Unicode, utf8, UTF16, gb2312, and GBK

Source: Internet
Author: User

Let's start with the simplest... ASCII code... Everyone knows this... It must be encoded in seven digits if it only represents English letters and punctuation marks... Or yes .... But if you want to express Chinese or other characters... It's far from enough... So there are a lot of other codes... As follows .....

(1)
To process Chinese characters, gb2312 for simplified Chinese and big5 for traditional Chinese

Gb2312 adopts variable-length encoding... If the first byte is 0... Indicates that the character has only one byte... Only one byte is encoded in the same way as ASCII code... If the first byte is 1... The next byte is associated with the current byte .. Double-byte encoding of a character...

And then continue to expand... To support more Chinese characters... Therefore, GBK and gb18030 are displayed... Among them, gb18030 became the official national standard .... From gb18030 to GBK... To gb2312... Then to ASCII .. Are backward compatible...

For the current PC platform .. Must support gb18030... Embedded products are not required at the moment... Therefore, mobile phones and MP3 files generally only support gb2312...

(2)
Unicode is a code solution designed by international organizations to accommodate multiple languages around the world ....

Correct description... Unicode is an encoding table .... It specifies the encoding of each character (similar to the code of each character )..

This encoding table can be viewed by human eyes... Then each encoding is unique... You can find all the characters above...

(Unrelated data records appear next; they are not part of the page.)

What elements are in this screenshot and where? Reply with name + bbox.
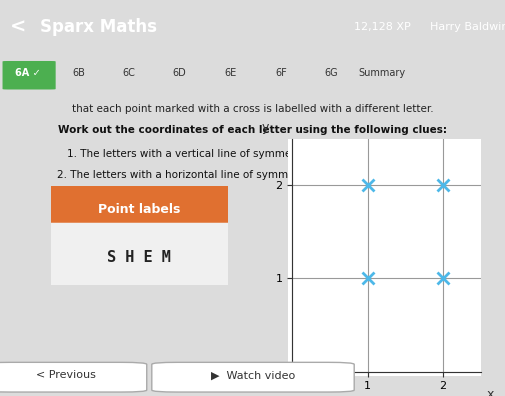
Text: Point labels: Point labels — [98, 204, 180, 216]
Text: 6A ✓: 6A ✓ — [15, 68, 40, 78]
Text: Work out the coordinates of each letter using the following clues:: Work out the coordinates of each letter … — [59, 125, 446, 135]
FancyBboxPatch shape — [3, 61, 56, 89]
Text: 6E: 6E — [224, 68, 236, 78]
Text: 6D: 6D — [172, 68, 186, 78]
Text: that each point marked with a cross is labelled with a different letter.: that each point marked with a cross is l… — [72, 104, 433, 114]
Text: Sparx Maths: Sparx Maths — [40, 18, 157, 36]
Text: <: < — [10, 17, 26, 36]
FancyBboxPatch shape — [41, 184, 236, 236]
Text: 6B: 6B — [72, 68, 85, 78]
Text: 1. The letters with a vertical line of symmetry have a y-coordinate of 2.: 1. The letters with a vertical line of s… — [67, 149, 438, 159]
Y-axis label: y: y — [261, 121, 269, 134]
Text: 6G: 6G — [324, 68, 337, 78]
FancyBboxPatch shape — [0, 362, 146, 392]
Text: Harry Baldwin: Harry Baldwin — [429, 22, 505, 32]
Text: 12,128 XP: 12,128 XP — [354, 22, 410, 32]
FancyBboxPatch shape — [41, 223, 236, 290]
Text: < Previous: < Previous — [36, 370, 95, 381]
X-axis label: x: x — [486, 388, 493, 396]
FancyBboxPatch shape — [152, 362, 354, 392]
Text: 6F: 6F — [274, 68, 286, 78]
Text: 2. The letters with a horizontal line of symmetry have an x-coordinate of 1.: 2. The letters with a horizontal line of… — [57, 170, 448, 180]
Text: Summary: Summary — [358, 68, 405, 78]
Text: S H E M: S H E M — [107, 250, 171, 265]
Text: ▶  Watch video: ▶ Watch video — [211, 370, 294, 381]
Text: 6C: 6C — [122, 68, 135, 78]
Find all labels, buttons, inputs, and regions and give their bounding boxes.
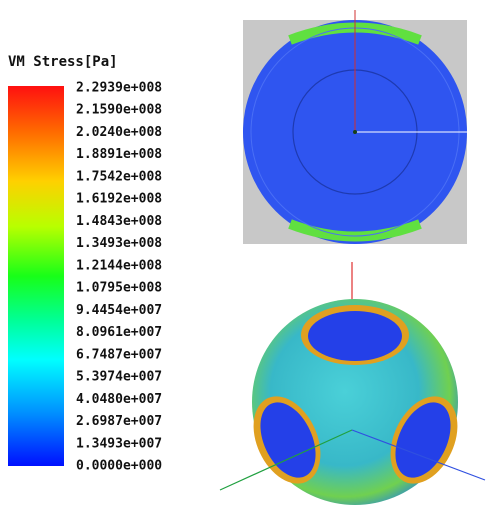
legend-label: 1.4843e+008 [76, 214, 162, 229]
colorbar [8, 86, 64, 466]
legend-label: 6.7487e+007 [76, 347, 162, 362]
legend-label: 4.0480e+007 [76, 392, 162, 407]
legend-label: 0.0000e+000 [76, 459, 162, 474]
legend-label: 8.0961e+007 [76, 325, 162, 340]
legend-label: 1.8891e+008 [76, 147, 162, 162]
legend-label: 5.3974e+007 [76, 370, 162, 385]
top-render [243, 10, 480, 244]
legend-label: 1.7542e+008 [76, 169, 162, 184]
legend-label: 2.0240e+008 [76, 125, 162, 140]
legend-label: 1.3493e+008 [76, 236, 162, 251]
legend-label: 9.4454e+007 [76, 303, 162, 318]
legend-label: 1.3493e+007 [76, 436, 162, 451]
legend-label: 1.0795e+008 [76, 281, 162, 296]
legend-label: 1.2144e+008 [76, 258, 162, 273]
legend-title: VM Stress[Pa] [8, 54, 118, 70]
legend-label: 1.6192e+008 [76, 192, 162, 207]
iso-render [220, 262, 485, 505]
legend-label: 2.2939e+008 [76, 81, 162, 96]
screenshot: VM Stress[Pa] 2.2939e+008 2.1590e+008 2.02… [0, 0, 487, 514]
legend-label: 2.6987e+007 [76, 414, 162, 429]
legend-label: 2.1590e+008 [76, 103, 162, 118]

But it does not work in computer transmission and processing .... If the characters are encoded in UNICODE, they are directly converted into byte streams for transmission... The computer cannot determine from the beginning of that byte... After all, all information in the computer is transmitted in byte streams of 1 and 0...

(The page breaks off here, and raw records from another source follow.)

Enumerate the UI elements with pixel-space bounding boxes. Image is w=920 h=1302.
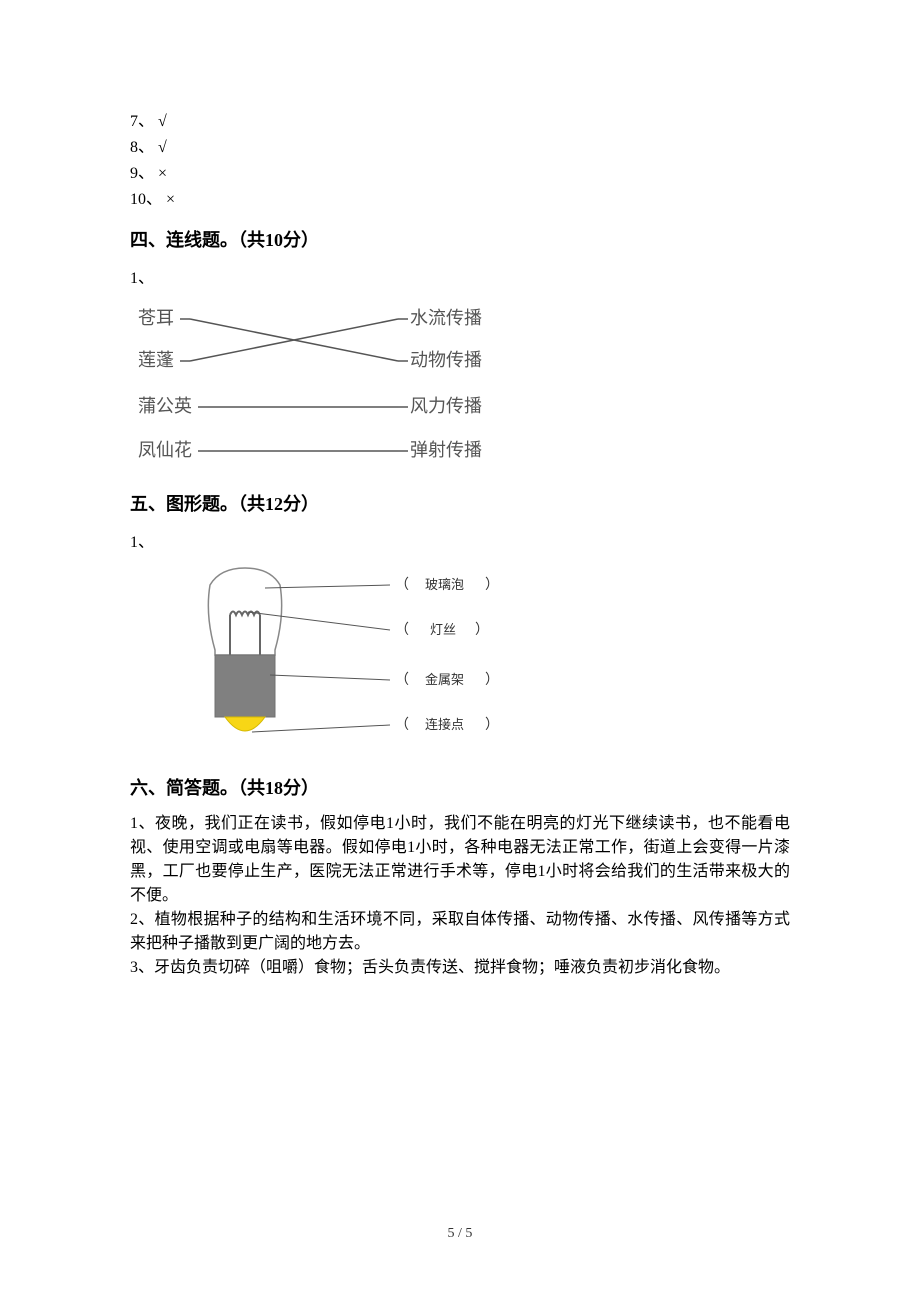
page-footer: 5 / 5 <box>0 1226 920 1242</box>
section5-q1: 1、 <box>130 528 790 552</box>
section4-header: 四、连线题。（共10分） <box>130 226 790 252</box>
tf-answer-7: 7、 √ <box>130 110 790 134</box>
section6-header: 六、简答题。（共18分） <box>130 774 790 800</box>
bulb-label-2: 金属架 <box>425 672 464 687</box>
tf-mark: × <box>158 165 167 182</box>
tf-num: 9、 <box>130 165 154 182</box>
section6-a3: 3、牙齿负责切碎（咀嚼）食物；舌头负责传送、搅拌食物；唾液负责初步消化食物。 <box>130 956 790 980</box>
paren-l-0: （ <box>395 577 409 593</box>
tf-num: 8、 <box>130 139 154 156</box>
tf-answer-9: 9、 × <box>130 162 790 186</box>
tf-answer-8: 8、 √ <box>130 136 790 160</box>
section6-a1: 1、夜晚，我们正在读书，假如停电1小时，我们不能在明亮的灯光下继续读书，也不能看… <box>130 812 790 908</box>
paren-r-3: ） <box>485 717 499 733</box>
paren-l-1: （ <box>395 622 409 638</box>
tf-answer-10: 10、 × <box>130 188 790 212</box>
bulb-contact <box>225 717 265 731</box>
tf-num: 10、 <box>130 191 162 208</box>
tf-mark: √ <box>158 139 167 156</box>
page-root: 7、 √ 8、 √ 9、 × 10、 × 四、连线题。（共10分） 1、 苍耳 … <box>0 0 920 1302</box>
match-left-0: 苍耳 <box>138 308 174 328</box>
paren-l-3: （ <box>395 717 409 733</box>
match-right-3: 弹射传播 <box>410 440 482 460</box>
match-left-1: 莲蓬 <box>138 350 174 370</box>
match-right-0: 水流传播 <box>410 308 482 328</box>
match-right-1: 动物传播 <box>410 350 482 370</box>
pointer-2 <box>270 675 390 680</box>
matching-diagram: 苍耳 莲蓬 蒲公英 凤仙花 水流传播 动物传播 风力传播 弹射传播 <box>130 296 560 476</box>
tf-mark: √ <box>158 113 167 130</box>
paren-l-2: （ <box>395 672 409 688</box>
section6-a2: 2、植物根据种子的结构和生活环境不同，采取自体传播、动物传播、水传播、风传播等方… <box>130 908 790 956</box>
tf-mark: × <box>166 191 175 208</box>
bulb-label-0: 玻璃泡 <box>425 577 464 592</box>
section4-q1: 1、 <box>130 264 790 288</box>
pointer-0 <box>265 585 390 588</box>
match-left-3: 凤仙花 <box>138 440 192 460</box>
section5-header: 五、图形题。（共12分） <box>130 490 790 516</box>
paren-r-1: ） <box>475 622 489 638</box>
paren-r-2: ） <box>485 672 499 688</box>
match-right-2: 风力传播 <box>410 396 482 416</box>
tf-num: 7、 <box>130 113 154 130</box>
bulb-base <box>215 655 275 717</box>
bulb-label-3: 连接点 <box>425 717 464 732</box>
bulb-label-1: 灯丝 <box>430 622 456 637</box>
paren-r-0: ） <box>485 577 499 593</box>
pointer-3 <box>252 725 390 732</box>
tf-answers: 7、 √ 8、 √ 9、 × 10、 × <box>130 110 790 212</box>
bulb-diagram: （ 玻璃泡 ） （ 灯丝 ） （ 金属架 ） （ 连接点 ） <box>130 560 560 760</box>
match-left-2: 蒲公英 <box>138 396 192 416</box>
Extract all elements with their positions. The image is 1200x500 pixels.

So the encoding used for transmission... UTF-8 and UTF-16 .....

That is to say... UTF-8 and UTF-16 both represent Unicode... Only Unicode is used in different formats for transmission...

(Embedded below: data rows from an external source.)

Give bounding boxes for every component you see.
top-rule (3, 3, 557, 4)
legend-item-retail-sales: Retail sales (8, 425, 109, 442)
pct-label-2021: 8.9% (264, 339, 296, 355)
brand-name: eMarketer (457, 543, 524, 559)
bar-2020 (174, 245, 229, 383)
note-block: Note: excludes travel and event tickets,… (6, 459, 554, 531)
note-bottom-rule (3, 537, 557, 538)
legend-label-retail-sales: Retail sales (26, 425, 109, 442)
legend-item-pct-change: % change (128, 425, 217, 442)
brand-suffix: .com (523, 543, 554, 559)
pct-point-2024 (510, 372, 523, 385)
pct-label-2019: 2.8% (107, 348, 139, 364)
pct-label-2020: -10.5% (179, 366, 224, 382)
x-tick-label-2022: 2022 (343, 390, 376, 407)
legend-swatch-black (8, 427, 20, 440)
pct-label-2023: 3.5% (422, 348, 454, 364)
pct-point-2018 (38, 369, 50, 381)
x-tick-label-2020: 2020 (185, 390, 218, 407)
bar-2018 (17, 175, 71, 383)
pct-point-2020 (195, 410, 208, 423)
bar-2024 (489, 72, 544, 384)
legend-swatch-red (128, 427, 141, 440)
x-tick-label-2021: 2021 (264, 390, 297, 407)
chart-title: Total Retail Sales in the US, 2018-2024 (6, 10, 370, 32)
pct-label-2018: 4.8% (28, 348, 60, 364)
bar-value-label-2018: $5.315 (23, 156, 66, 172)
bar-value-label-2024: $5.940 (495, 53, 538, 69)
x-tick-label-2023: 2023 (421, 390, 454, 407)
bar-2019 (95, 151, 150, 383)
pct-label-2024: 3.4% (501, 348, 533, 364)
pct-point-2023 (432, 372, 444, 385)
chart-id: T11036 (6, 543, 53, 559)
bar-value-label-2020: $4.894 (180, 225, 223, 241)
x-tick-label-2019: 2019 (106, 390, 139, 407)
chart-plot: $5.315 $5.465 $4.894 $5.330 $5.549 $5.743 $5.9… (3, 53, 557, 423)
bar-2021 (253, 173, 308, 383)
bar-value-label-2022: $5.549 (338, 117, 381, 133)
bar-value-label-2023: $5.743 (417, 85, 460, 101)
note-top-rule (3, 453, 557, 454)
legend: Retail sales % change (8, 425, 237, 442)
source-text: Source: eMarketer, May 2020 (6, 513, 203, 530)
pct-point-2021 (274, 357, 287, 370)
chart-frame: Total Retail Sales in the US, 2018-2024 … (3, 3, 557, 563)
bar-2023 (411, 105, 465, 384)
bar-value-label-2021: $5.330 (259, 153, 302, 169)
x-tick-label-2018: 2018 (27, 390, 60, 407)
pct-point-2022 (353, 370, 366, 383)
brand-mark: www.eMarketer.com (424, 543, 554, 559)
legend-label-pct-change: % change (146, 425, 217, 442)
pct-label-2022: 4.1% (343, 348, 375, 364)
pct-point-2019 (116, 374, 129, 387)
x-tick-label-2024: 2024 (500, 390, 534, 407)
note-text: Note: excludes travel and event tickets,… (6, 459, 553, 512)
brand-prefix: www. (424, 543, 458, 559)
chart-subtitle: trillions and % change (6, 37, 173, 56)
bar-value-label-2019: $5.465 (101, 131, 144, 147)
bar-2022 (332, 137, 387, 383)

UTF-8 is a variable-length encoding in 8-bit units .... As follows:

0000-007f 0 xxxxxxx
0080-07ff 110 XXXXX 10 xxxxxx
0800-FFFF 1110 XXXX 10 xxxxxx 10 xxxxxx

The beginning of the first byte... It indicates that the current byte and the next byte need to be parsed as a byte stream of a character...

For normal English submothers... In general, only one byte is used... Therefore, the byte stream of UTF-8 Chinese and English letters is almost the same as the ASCII byte stream ....

The UTF-16 is a variable length code with 16 bits as the unit... Right... That's right... The UTF-16 is also variable-length encoding ....

The encoding format is similar to UTF-8 ..... But since the UTF-16 takes 16 bits as a unit... So for Unicode code 0x10000... Just like
The same as the byte stream in UTF-16 format... In actual application, the Unicode code is always less than 0x10000... So often the UTF-16 byte stream as Unicode encoding
Code ....

Last but not least ....

In Windows API... Two functions are used for direct conversion between multibyte and wide byte...

Multibytetowidechar ();

Widechartomultibyte ();

UTF-8 byte streams, gb2312, and so on can be said to be multi-byte streams... Because they all use 8 bits as the unit...

While the UTF-16 can be said to be a wide byte .... Because the unit is 16 bits ....

For more information, see msdn and related books ....

Contact Us

The content source of this page is from Internet, which doesn't represent Alibaba Cloud's opinion; products and services mentioned on that page don't have any relationship with Alibaba Cloud. If the content of the page makes you feel confusing, please write us an email, we will handle the problem within 5 days after receiving your email.

If you find any instances of plagiarism from the community, please send an email to: info-contact@alibabacloud.com and provide relevant evidence. A staff member will contact you within 5 working days.

A Free Trial That Lets You Build Big!

Start building with 50+ products and up to 12 months usage for Elastic Compute Service

  • Sales Support

    1 on 1 presale consultation

  • After-Sales Support

    24/7 Technical Support 6 Free Tickets per Quarter Faster Response

  • Alibaba Cloud offers highly flexible support services tailored to meet your exact needs.